Paying for Lab Services Based on Effectiveness

Published May 7, 2008 11:08 AM by Glen McDaniel

In recent years we have heard a lot about evidence-based medicine (EBM). Many physicians practice medicine out of habit; doing what is familiar or what they have been taught. Evidence-based medicine, however, is based on doing what the research shows is most efficacious; despite popular or conventional wisdom. In reality, EBM has been practiced in various ways, such as instituting care maps whereby for example a  patient with chest pain is always given aspirin or clot busters on arrival at the ED, is given an EKG, has cardiac enzymes drawn stat and repeated every 6 hours, starts cardiac rehabilitation within 48 hours of admission and so on.

Laboratory tests have been an integral part of EBM from the beginning (consider HBA1C for all diabetics, using PTT and INR to guide anticoagulant dosages, for example). However, not much has been done in terms of investigating the efficacy of laboratory tests.

With major payers like managed care plans and Medicare trying to reduce cost at every turn, it is no wonder that they are starting to suggest that reimbursement should be tied to the proven efficacy of lab tests.

Congress is considering several bills that may result in an increase in federal funding for what is termed comparative effectiveness research (CER). If passed, this could have huge implications for how lab testing is used and reimbursed.
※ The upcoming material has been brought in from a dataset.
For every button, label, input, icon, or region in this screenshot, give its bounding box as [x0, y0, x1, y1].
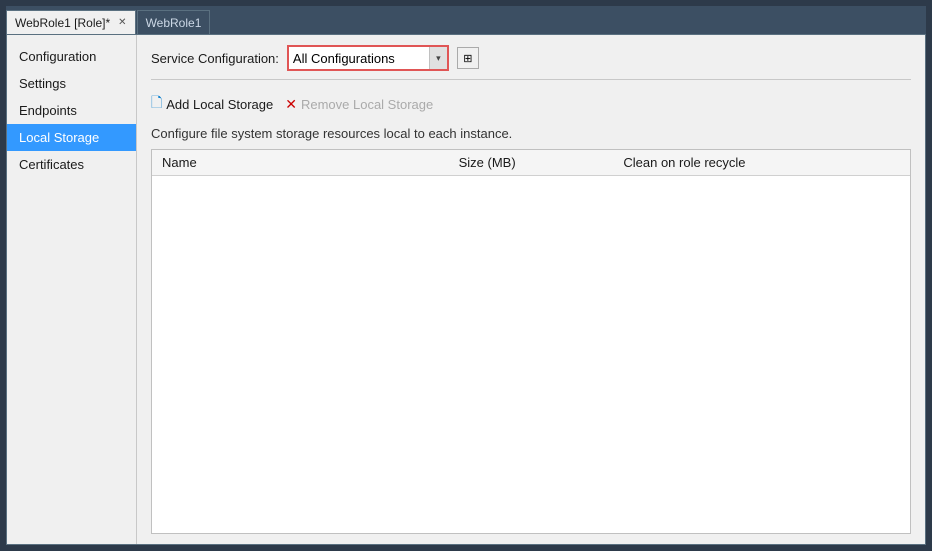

CER is an evidenced-based research tool, which compares different health services or treatment options for the same condition, so healthcare professionals can personalize patient care.

The possible upside is successful CER studies may well provide laboratories with important information for assessing tests and improving test selection. In addition, these studies may provide needed data for new guideline development. However, there are also potential pitfalls associated with CER, such as how payers use the data. Will they use it to restrict coverage or reduce payments for certain tests? If insurers choose this route, what will it mean for clinical laboratories and test developers?